本論文の目的は、近世の地域社会における穀物流通の構造、および都市と農村において活動した商人の存在形態の検討を通じて、地域社会構造の歴史的特質を解明することである。
第一部「十七世紀の市と地域」では、小布施市と善光寺市を対象に、北信地方における市と都市の存立構造が十七世紀を通じていかなる変化を遂げ、そこからどのように商品流通が展開したのかを考察した。十七世紀の市は、市日にあわせて移動する商人が、市町の屋敷所持主から屋敷前を借りて莚を敷き商売を行う莚市=前見世を主要な売買の場としていた。莚市は市町の内部において、市元(市頭)を起点とした順番で設置された。市元を設置する主体は十七世紀前半には市町の開発者や代官など、公私にわたる権力を併せ持った者であったが、十七世紀後半には市町に移行し、屋敷所持に基づいた市町の共同体としての地縁的な枠組みは強化された。しかしこのころ同時に近隣の百姓が市において多く穀物を売却するようになり、彼らと結びついた宿=穀屋が増加し、宿みずから商品の売買に参加するようになって、市における売買のあり方を侵食した。さらに善光寺町ではかかる動向により都市内の対立が起こり、商品流通の動向に規定されて都市が分節的に発展した。また第一部では、近世善光寺町を宗教都市としてとらえた場合、いかなる構造的特質を持ち、それが人々の生活といかに関わったかについても考察した。

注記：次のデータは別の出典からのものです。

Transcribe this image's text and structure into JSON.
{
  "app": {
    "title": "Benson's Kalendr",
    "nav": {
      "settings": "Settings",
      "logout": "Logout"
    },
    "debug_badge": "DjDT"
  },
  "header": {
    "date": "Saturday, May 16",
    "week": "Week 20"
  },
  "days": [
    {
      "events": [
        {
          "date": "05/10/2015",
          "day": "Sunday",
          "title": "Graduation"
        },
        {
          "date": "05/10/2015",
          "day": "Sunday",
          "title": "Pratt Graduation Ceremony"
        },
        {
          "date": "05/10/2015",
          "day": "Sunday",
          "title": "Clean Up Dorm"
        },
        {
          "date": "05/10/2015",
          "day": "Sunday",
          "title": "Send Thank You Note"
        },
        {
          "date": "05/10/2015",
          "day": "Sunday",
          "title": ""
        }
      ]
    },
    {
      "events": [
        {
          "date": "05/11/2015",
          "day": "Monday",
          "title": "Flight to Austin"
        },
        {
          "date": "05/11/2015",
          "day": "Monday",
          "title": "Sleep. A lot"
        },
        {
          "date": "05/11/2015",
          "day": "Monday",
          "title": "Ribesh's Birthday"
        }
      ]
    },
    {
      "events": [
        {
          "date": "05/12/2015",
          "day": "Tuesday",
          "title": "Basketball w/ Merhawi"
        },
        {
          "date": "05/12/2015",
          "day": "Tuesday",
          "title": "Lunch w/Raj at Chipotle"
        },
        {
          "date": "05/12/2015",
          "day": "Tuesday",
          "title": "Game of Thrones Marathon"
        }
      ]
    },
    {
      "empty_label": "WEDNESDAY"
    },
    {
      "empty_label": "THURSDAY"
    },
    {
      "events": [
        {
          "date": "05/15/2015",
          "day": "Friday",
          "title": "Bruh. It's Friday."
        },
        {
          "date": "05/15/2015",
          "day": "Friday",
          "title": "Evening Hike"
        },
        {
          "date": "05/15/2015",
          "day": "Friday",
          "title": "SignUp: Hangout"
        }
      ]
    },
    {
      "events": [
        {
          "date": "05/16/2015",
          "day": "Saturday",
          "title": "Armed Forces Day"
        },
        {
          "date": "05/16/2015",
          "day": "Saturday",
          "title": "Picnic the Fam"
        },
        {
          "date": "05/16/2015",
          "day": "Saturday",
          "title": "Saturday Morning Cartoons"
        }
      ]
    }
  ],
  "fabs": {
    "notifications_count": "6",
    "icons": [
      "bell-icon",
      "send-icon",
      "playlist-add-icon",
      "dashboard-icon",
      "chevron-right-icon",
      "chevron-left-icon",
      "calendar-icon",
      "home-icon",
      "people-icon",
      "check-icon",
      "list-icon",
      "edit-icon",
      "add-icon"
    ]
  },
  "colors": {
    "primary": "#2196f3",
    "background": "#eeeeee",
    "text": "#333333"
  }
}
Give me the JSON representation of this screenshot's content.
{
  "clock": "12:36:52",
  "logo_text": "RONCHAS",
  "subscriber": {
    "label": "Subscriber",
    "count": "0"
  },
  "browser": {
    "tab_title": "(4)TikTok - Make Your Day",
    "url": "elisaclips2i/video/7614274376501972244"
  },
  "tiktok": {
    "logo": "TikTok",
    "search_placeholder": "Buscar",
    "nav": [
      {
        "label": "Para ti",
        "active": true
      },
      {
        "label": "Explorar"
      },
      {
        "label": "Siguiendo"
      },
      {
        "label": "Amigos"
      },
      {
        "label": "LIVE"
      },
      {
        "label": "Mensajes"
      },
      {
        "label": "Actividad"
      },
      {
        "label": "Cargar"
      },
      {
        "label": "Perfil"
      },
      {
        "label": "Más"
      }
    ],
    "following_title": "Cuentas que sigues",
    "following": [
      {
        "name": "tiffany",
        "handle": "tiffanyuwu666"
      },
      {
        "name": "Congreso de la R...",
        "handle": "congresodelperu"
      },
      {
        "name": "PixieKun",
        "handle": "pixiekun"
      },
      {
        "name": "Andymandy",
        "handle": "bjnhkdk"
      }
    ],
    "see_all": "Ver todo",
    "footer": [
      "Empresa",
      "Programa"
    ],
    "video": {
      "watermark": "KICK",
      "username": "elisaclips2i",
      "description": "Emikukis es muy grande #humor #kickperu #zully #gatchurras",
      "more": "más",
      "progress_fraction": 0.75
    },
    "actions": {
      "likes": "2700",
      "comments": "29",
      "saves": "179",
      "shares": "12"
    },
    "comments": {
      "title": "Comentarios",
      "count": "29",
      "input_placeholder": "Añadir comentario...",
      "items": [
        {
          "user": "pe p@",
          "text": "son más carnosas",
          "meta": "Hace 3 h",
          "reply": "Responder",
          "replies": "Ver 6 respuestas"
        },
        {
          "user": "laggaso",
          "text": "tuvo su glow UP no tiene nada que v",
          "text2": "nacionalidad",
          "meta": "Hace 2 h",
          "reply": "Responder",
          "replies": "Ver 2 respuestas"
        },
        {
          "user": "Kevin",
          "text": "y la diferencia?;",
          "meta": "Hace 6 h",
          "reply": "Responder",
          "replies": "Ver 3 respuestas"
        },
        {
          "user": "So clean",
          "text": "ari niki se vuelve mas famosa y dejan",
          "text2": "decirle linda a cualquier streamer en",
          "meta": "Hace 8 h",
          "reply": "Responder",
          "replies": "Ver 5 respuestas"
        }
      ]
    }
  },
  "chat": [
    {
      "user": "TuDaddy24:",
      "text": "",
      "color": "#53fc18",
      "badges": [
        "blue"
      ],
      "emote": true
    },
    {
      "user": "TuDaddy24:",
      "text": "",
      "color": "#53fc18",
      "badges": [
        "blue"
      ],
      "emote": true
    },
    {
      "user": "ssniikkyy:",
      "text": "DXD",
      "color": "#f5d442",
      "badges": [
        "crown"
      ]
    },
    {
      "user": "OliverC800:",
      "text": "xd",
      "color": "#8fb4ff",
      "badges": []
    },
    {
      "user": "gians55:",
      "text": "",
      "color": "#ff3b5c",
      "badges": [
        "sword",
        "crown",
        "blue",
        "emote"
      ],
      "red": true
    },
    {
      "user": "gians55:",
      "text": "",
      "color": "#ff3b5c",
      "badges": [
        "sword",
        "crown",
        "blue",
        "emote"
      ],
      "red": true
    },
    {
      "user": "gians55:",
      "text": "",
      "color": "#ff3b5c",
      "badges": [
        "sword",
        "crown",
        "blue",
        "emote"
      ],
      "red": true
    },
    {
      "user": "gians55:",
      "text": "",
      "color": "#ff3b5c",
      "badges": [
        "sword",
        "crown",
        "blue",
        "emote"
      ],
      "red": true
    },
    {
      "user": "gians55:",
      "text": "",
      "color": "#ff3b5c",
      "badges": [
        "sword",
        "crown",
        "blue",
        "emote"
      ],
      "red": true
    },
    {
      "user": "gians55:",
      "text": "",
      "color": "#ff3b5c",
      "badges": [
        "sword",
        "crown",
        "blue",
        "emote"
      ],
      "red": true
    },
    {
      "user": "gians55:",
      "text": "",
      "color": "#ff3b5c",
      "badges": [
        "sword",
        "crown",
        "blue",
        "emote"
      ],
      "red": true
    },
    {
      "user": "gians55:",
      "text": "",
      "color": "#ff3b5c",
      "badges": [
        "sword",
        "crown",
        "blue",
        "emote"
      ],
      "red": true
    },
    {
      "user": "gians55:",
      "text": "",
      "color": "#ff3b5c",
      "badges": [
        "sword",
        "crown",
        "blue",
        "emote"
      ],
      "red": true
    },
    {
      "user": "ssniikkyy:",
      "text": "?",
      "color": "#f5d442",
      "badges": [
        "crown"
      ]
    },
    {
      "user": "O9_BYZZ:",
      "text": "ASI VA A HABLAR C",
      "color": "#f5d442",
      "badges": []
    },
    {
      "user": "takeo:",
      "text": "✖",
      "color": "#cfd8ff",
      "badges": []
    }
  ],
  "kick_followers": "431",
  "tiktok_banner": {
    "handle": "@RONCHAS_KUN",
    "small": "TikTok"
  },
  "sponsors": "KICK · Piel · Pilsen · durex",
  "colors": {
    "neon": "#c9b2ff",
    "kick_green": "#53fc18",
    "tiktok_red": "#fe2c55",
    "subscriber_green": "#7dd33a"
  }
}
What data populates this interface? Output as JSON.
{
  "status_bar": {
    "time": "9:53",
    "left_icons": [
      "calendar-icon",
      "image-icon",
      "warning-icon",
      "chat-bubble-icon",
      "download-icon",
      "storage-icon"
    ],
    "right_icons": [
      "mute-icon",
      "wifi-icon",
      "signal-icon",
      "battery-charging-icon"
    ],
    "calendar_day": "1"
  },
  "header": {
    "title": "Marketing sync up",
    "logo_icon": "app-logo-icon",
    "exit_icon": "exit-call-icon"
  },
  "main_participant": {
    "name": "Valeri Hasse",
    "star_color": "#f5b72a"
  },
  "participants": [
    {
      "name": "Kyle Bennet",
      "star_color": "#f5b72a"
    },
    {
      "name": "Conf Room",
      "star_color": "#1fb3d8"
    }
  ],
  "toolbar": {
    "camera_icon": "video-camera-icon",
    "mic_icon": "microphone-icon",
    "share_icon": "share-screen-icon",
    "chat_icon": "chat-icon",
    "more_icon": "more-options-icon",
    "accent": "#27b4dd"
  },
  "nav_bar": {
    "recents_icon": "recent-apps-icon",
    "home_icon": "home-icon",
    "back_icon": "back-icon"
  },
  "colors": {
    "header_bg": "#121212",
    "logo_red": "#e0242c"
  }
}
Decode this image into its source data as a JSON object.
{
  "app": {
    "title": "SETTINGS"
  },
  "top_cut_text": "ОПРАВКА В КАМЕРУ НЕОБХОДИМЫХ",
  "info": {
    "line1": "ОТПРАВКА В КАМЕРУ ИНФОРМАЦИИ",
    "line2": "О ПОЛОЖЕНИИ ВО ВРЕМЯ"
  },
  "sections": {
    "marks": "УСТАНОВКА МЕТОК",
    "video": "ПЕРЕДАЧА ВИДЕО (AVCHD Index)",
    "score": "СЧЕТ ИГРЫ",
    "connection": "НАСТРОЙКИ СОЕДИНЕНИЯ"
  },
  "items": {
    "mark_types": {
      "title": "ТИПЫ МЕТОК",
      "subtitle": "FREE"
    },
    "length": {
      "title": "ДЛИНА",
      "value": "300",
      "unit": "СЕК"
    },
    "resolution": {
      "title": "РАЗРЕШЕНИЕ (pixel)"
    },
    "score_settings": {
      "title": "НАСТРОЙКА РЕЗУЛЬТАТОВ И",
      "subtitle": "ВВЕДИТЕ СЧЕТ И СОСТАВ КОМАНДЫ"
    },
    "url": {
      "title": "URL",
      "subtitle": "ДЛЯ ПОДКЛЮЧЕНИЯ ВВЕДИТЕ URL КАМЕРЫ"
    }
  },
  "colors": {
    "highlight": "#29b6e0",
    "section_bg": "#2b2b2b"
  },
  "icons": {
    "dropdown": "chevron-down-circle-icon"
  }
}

第二部「十九世紀の穀物商人と領主権力」では、十九世紀の北信地方全域において穀物が幅広く移動する様相を領主権力の動向との関連において追究した。十九世紀になると、飯山藩の財政政策の一環として発行された年貢籾手形が北信地方の豪農商層の間で広く流通し、手形転売ネットワークや金融ネットワークの形成を促進した。手形所有者は生産過程を掌握できず、村請制の枠組みは維持され続けたが、このようにして北信地方の内部で貨幣流通の論理と複雑に関連しつつ大量の穀物が流通した。また松代藩は、十九世紀になると領内における穀相場の安定と領民への穀物供給のために、穀物の流通過程を掌握しようとした。特に安政の開港を画期として穀物の領外流出が深刻化し、松代藩は駄賃稼層や小資本の持ち手による穀物売買も含めて全領にわたる網羅的な把握を行おうとした。しかし地域における穀物流通の構造およびそれをとりまく人々の利害はいっそう複雑となっており、把握は困難であった。また第二部では、十九世紀の北信地方において穀物商人が穀物を求めて地域内を広く移動し、情報収集を行いながら相対取引を行う様相を明らかにした。この取引は前金の支払い方式を利用して行われたのであり、このようにして大量の穀物が地域内を移動することができたことが明らかとなった。
第三部「十九世紀の穀物流通と地域」では、十九世紀の穀物商人の活動を、小布施村と善光寺町という具体的な場にそくして検討した。小布施村の穀屋は、十七世紀以来の市の内外において展開した宿の系譜を引き、貨幣所有および売買相手との関係所有に基づく大規模経営を行っていた。穀屋の経営は一方では在地社会の人々の穀物需要に規定されていたが、他方では貨幣流通のネットワークとも強い関連を持っていた。こうして十九世紀には、地域の内部において莫大な量の穀物が流通し、大多数の人々が、穀物の購入あるいは貨幣の貸借を通じて、穀屋を中心とする豪農商層による貨幣流通の論理に組み込まれていった。一方善光寺町では、個別町である西町の屋敷割と家作、および生業相互の関連を検討し、都市的な社会=空間構造が成熟する様相を捉えた。しかし天保期以降の善光寺町では周辺に町場が延長し、穀物流入が滞った中心部では衰退が始まった。善光寺町の側では、商品の入荷を円滑に進めるため、問屋場や入穀改会所の機能強化を主張したが、それだけでは商品を引き付ける条件としては不十分であった。この段階に至ると、個々の商人による貨幣所有、もしくは在方との関係所有の強化こそがより重要となっていたといえる。